Tuesday 22 October 2013

Keep Your Relationship Strong After the Baby

Maintaining a good sex life is difficult when faced with the pressures  of caring for an infant. Picture: Thinkstock Source: ThinkStock

Keep Your Relationship Strong After the Baby

THE birth of a first child can test even the strongest of relationships.


Yes, there's that sheer euphoria that you've created this new human life to which you channel your unconditional love. But is there enough love to go around?


Researchers at the Murdoch Childrens Research Institute in Victoria have been interviewing 1500 new mothers about their sexual health and intimacy as part of a longitudinal study. They found many women reported feeling less physically and emotionally satisfied in their relationship after childbirth and women were largely unprepared for the changes.


"Lifestyle changes associated with having a baby, loss of freedom and loss of time together as a couple are challenges for all new parents and can be overwhelming at times," they wrote. "For some women, motherhood and sexuality are experienced as contradictory roles." And most women said they had sex less often, even after 12 months, compared to before they fell pregnant, with intimacy taking a back seat to the love and energy being poured into their newborn.


Associate Professor Stephanie Brown, head of the Mother Infant Stream at the institute and one of the researchers on the Maternal Health Study, says many women also deal with body image issues which have an impact on their relationship. Breastfeeding was seen as unsexy and the physical recovery from childbirth, tiredness, pain and loss of libido all took their toll.


"The focus of everybody's attention tends to go to the baby, but you need healthy mothers and healthy fathers to have healthy children," she says. Robin Barker, author of parenting bible, Baby Love (Pan Macmillan), says the birth of a child is one of the most testing times of a relationship.


"A lot of relationships stumble, even the good ones, after the euphoria wears off, but they tend to bounce back again," she says. "As things settle down and everyone gets a bit more sleep and works out how to share the workload, it can potentially create stronger relationships."


Couples who had rocky relationships to begin with tend to find a child only exacerbates the problems. "Everybody goes through hassles," Barker says. "Most, if you love each other and have a good foundation, will sort it out but it takes time. Try and get some time out as a couple and separately."


Anne Hollonds, psychologist and Relationships Australia chief executive, puts it bluntly: "The birth of a first child can be catastrophic to a relationship.


"It sounds dramatic, but it can be. Essentially, there is not enough emotional support to go around because both parents are completely overwhelmed. It's a real test of a partnership."
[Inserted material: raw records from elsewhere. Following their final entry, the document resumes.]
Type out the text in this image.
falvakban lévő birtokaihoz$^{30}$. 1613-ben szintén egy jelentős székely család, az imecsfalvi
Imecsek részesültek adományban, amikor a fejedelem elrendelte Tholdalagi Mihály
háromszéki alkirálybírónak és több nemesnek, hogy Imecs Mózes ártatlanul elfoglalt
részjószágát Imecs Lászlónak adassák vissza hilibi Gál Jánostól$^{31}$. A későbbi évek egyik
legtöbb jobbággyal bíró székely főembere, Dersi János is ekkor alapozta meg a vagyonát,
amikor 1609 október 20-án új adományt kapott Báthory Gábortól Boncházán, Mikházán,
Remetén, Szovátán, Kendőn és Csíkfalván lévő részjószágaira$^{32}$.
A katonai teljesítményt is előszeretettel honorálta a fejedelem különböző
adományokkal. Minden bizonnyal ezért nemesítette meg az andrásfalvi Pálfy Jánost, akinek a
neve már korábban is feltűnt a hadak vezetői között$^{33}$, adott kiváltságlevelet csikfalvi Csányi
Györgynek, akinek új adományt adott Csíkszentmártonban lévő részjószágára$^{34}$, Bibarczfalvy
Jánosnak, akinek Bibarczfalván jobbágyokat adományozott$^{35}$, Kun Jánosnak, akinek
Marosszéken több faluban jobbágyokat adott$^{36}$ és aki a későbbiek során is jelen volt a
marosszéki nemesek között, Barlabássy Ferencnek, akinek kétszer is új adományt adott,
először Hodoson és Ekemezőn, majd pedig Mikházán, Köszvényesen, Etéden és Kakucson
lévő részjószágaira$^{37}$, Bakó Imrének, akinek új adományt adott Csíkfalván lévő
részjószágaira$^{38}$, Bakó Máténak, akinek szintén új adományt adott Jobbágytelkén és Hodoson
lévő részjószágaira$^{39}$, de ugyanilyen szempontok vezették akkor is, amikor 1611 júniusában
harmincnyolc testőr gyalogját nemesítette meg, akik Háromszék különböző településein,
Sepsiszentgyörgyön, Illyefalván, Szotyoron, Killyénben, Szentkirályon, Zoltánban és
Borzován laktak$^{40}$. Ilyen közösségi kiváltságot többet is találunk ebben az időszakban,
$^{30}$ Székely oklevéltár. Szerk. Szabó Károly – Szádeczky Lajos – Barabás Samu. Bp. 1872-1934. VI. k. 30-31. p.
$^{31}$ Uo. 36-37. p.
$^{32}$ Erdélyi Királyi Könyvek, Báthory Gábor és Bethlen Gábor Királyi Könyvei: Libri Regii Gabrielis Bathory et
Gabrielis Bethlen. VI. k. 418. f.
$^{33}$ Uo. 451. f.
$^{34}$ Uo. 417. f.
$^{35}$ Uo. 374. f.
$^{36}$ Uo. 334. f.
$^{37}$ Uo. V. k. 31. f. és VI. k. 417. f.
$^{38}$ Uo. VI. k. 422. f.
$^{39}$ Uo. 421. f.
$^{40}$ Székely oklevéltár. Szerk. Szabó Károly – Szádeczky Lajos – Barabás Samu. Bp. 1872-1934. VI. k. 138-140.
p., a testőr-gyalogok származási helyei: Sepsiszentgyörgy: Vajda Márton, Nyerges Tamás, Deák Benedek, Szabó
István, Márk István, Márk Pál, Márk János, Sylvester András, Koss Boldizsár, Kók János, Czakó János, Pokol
Relationships Australia runs a seminar called Expect the Unexpected, a health check-up of the relationship before the baby arrives, where couples look at their strengths and weaknesses, build on the strengths and address the weaknesses. Brisbane-based obstetrician and gynaecologist Dr Gino Pecoraro says there is life after a baby


"Things will change. The big thing is they are time poor, their sleep patterns are altered in the first few months and that's a great way to wreck your libido," says Pecoraro. "It's a challenge, but also one of the greatest things to strengthen a relationship. I tell patients their lives will never be the same again, but that this isn't a bad thing."


Some issues that cause tension, says Barker, include lack of sleep, sharing the workload, money and mortgage repayments when a couple switches to a single income, interfering grandparents and sex or the lack thereof.


"Sex is a big issue," says Barker. "It appears from many surveys that men get quite sex deprived. Women tend to not feel like it for a long time and men tend to suffer in silence. Some people go months, even years without; others start again quite early." Obstetricians generally discuss the resumption of a sex life with women at their six-week post-natal check-up. For some it's way too early, for others it's too late.


The Maternal Health Study found 40 per cent of women had attempted to have sex six weeks after birth, and after 12 weeks, that figure had doubled to 81 per cent. Three months after giving birth, tiredness was the most common issue women saw as affecting their sex life, at 88 per cent, followed by lack of time (72 per cent) and pain or tenderness (47 per cent).


Professor Brown says it's important couples agree on priorities, "whether it's about sex, sleep or caring for the child and working out where sex is in that priority list". "Women could feel guilty because they're depriving their partner of sexual intimacy but when they discuss it with their partner, the partner didn't feel that way at all. It's important to talk about it as a couple."


Sex therapist and author Dr Rosie King says there's nothing like a new baby to disrupt a relationship. "You have to recognise there is a normal lull in sexual activity after a baby is born. Try to keep the relationship going in terms of affection. Be affectionate and loving and keep the goodwill going even if sex is on the backburner."